Not all geriatric care managers are created equal. Some may lack the necessary training or experience. Some may give poor advice.

A Silver Spring, Md., man discovered this to his dismay a few years ago. After his 94-year-old mother suffered a heart attack, he wondered what type of future living arrangement would be in her best interest: living alone in her Santa Ana, Calif., apartment? A nursing home? Or some other facility?

He hired a geriatric care manager suggested by a friend to evaluate his mother and make a recommendation.

By the time he arrived in California 10 days later, the care manager was waiting with her appraisal, which she said was based on a day of visiting the older woman and watching her in a rehab unit of an Orange County nursing home.

She concluded his mother could not live safely outside a nursing home. She charged $300 for this advice and offered to stay on the case.

Unconvinced by this assessment, the son hired a professional nurse and enlisted the support of the Orange County ombudsman program. A new evaluation came up with a different conclusion: His mother had the physical and mental prowess to live a quasi-independent life.

The man fired the geriatric care manager and moved his mother to an assisted living facility, where she lived successfully for several years.

WHAT'S THE COST OF CARE?

One potential downside of care management is the cost. Geriatric care managers charge between $80 and $150 an hour, so over time the costs can add up significantly.

Long-term care insurance policies often cover the costs of a geriatric care manager, but Medicare does not.

Despite the price, Jan Collins, a South Carolina attorney who specializes in elder law, frequently recommends geriatric care managers to his clients. "Dealing with the elderly is a multidiscipline event," he says.

He points out that a care manager may actually save money by connecting families to useful community resources, including free ones, and steering them away from expensive living arrangements where fees may quickly rise without warning.

"[Families] who have the least," Collins says, "have the most to lose."

EARNING TRUST IS KEY

For a geriatric care manager, "the most important job is to develop trust in the relationship," says NAPGCM's LaBier. As an example she cites a retired physician she cared for.

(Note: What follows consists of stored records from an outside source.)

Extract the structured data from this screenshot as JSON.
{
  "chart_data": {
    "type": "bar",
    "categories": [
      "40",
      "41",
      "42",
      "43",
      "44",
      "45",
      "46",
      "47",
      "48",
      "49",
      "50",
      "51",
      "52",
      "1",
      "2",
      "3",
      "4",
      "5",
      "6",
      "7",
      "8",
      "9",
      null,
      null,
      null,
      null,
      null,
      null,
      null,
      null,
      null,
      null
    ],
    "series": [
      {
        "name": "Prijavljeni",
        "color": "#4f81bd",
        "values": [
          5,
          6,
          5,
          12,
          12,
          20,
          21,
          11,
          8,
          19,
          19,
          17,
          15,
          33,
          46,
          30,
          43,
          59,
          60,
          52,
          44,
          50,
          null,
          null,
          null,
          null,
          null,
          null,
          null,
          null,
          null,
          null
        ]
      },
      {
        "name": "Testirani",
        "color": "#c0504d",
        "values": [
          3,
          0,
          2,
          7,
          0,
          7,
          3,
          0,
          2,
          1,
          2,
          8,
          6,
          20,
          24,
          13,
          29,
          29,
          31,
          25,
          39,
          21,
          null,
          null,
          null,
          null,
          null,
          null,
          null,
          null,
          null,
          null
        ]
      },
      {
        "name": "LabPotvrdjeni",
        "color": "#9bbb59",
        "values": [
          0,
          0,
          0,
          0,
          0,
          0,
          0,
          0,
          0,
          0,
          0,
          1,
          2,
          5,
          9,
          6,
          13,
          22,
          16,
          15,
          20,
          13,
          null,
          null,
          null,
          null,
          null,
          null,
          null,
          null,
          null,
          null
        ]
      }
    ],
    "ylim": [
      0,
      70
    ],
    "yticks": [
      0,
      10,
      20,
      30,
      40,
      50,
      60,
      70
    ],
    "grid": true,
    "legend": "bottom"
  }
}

Accustomed to controlling every aspect of his life, the doctor had retreated at age 94 into a life of "sitting in his sunroom watching the grass grow," LaBier recalls.

He was also trying to care for his wife, who had dementia. Bills piled up on the dining room table, no one made meals and their home was a mess.

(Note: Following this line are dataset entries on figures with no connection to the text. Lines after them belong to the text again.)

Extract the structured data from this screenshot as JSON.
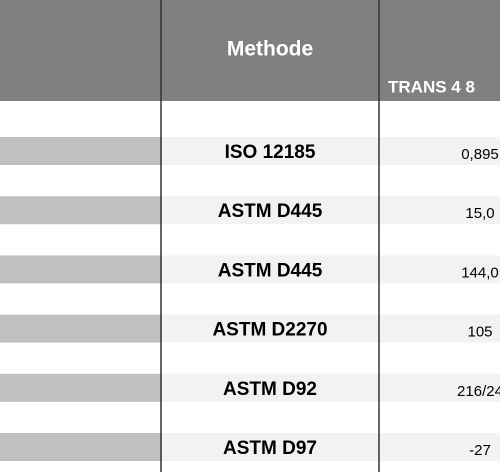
{
  "header": {
    "method": "Methode",
    "product": "TRANS 4 8"
  },
  "rows": [
    {
      "method": "ISO 12185",
      "value": "0,895"
    },
    {
      "method": "ASTM D445",
      "value": "15,0"
    },
    {
      "method": "ASTM D445",
      "value": "144,0"
    },
    {
      "method": "ASTM D2270",
      "value": "105"
    },
    {
      "method": "ASTM D92",
      "value": "216/24"
    },
    {
      "method": "ASTM D97",
      "value": "-27"
    }
  ]
}
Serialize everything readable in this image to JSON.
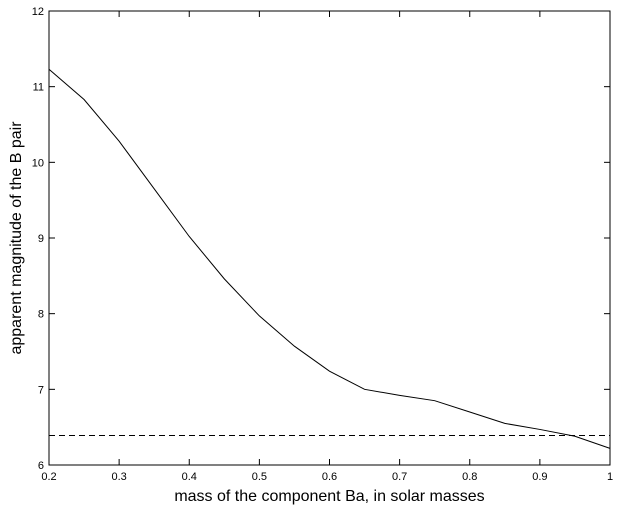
{
  "chart_data": {
    "type": "line",
    "title": "",
    "xlabel": "mass of the component Ba, in solar masses",
    "ylabel": "apparent magnitude of the B pair",
    "xlim": [
      0.2,
      1.0
    ],
    "ylim": [
      6,
      12
    ],
    "xticks": [
      0.2,
      0.3,
      0.4,
      0.5,
      0.6,
      0.7,
      0.8,
      0.9,
      1.0
    ],
    "yticks": [
      6,
      7,
      8,
      9,
      10,
      11,
      12
    ],
    "xtick_labels": [
      "0.2",
      "0.3",
      "0.4",
      "0.5",
      "0.6",
      "0.7",
      "0.8",
      "0.9",
      "1"
    ],
    "ytick_labels": [
      "6",
      "7",
      "8",
      "9",
      "10",
      "11",
      "12"
    ],
    "grid": false,
    "series": [
      {
        "style": "solid",
        "color": "#000000",
        "x": [
          0.2,
          0.25,
          0.3,
          0.35,
          0.4,
          0.45,
          0.5,
          0.55,
          0.6,
          0.65,
          0.7,
          0.75,
          0.8,
          0.85,
          0.9,
          0.95,
          1.0
        ],
        "y": [
          11.23,
          10.83,
          10.28,
          9.65,
          9.02,
          8.46,
          7.97,
          7.57,
          7.24,
          7.0,
          6.92,
          6.85,
          6.7,
          6.55,
          6.47,
          6.38,
          6.22
        ]
      },
      {
        "style": "dashed",
        "color": "#000000",
        "x": [
          0.2,
          1.0
        ],
        "y": [
          6.39,
          6.39
        ]
      }
    ]
  }
}
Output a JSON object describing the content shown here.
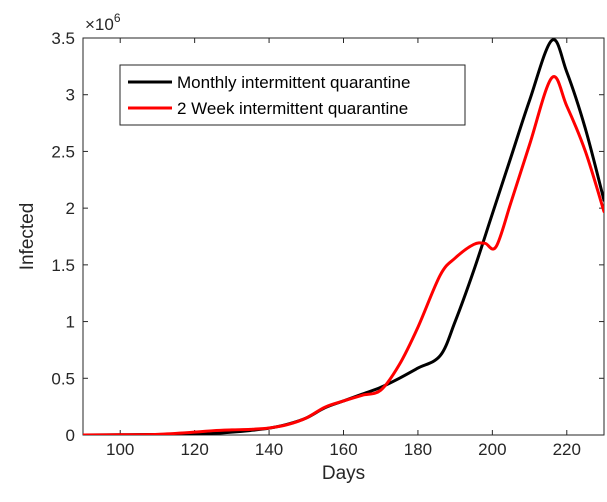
{
  "chart_data": {
    "type": "line",
    "xlabel": "Days",
    "ylabel": "Infected",
    "exponent_label": "×10",
    "exponent_power": "6",
    "xlim": [
      90,
      230
    ],
    "ylim": [
      0,
      3500000
    ],
    "xticks": [
      100,
      120,
      140,
      160,
      180,
      200,
      220
    ],
    "xtick_labels": [
      "100",
      "120",
      "140",
      "160",
      "180",
      "200",
      "220"
    ],
    "yticks": [
      0,
      500000,
      1000000,
      1500000,
      2000000,
      2500000,
      3000000,
      3500000
    ],
    "ytick_labels": [
      "0",
      "0.5",
      "1",
      "1.5",
      "2",
      "2.5",
      "3",
      "3.5"
    ],
    "grid": false,
    "legend_position": "top-left",
    "series": [
      {
        "name": "Monthly intermittent quarantine",
        "color": "#000000",
        "x": [
          90,
          100,
          110,
          120,
          125,
          130,
          135,
          140,
          145,
          150,
          155,
          160,
          165,
          170,
          175,
          180,
          186,
          190,
          195,
          200,
          205,
          210,
          216,
          220,
          225,
          230
        ],
        "y": [
          0,
          2000,
          4000,
          8000,
          14000,
          25000,
          40000,
          60000,
          95000,
          150000,
          240000,
          300000,
          360000,
          420000,
          500000,
          590000,
          700000,
          1000000,
          1450000,
          1950000,
          2450000,
          2950000,
          3480000,
          3200000,
          2700000,
          2070000
        ]
      },
      {
        "name": "2 Week intermittent quarantine",
        "color": "#ff0000",
        "x": [
          90,
          100,
          110,
          120,
          125,
          130,
          135,
          140,
          145,
          150,
          155,
          160,
          165,
          170,
          175,
          180,
          186,
          190,
          195,
          198,
          201,
          205,
          210,
          216,
          220,
          225,
          230
        ],
        "y": [
          0,
          2000,
          6000,
          25000,
          38000,
          45000,
          50000,
          62000,
          92000,
          150000,
          245000,
          300000,
          350000,
          395000,
          620000,
          950000,
          1410000,
          1560000,
          1680000,
          1690000,
          1660000,
          2050000,
          2560000,
          3150000,
          2900000,
          2500000,
          1970000
        ]
      }
    ]
  }
}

Furthermore, LaBier says, "stockbrokers were churning him left and right," talking him into buying and selling stocks at an alarming clip.

The couple had outlived their children and had no relatives nearby, but a nephew in Germany discovered their situation and hired LaBier.

Suspicious at first of LaBier, the physician eventually allowed her to bring in help to clean up the kitchen and cook some meals. She gradually persuaded him to deal with the bills and called the investment firm that was hounding the doctor to report the broker. The doctor was able to fulfill his wish of staying in his own home until he died.

Unfortunately, it's usually a crisis—a broken bone, a hospitalization—that prods families to plan for elder care. Care managers say they are having some success, however, in getting families to have a plan before a crisis develops.

The NAPGCM reports that even retirement-age people who are still healthy are arranging for their own eventual care needs so their younger relatives won't have to.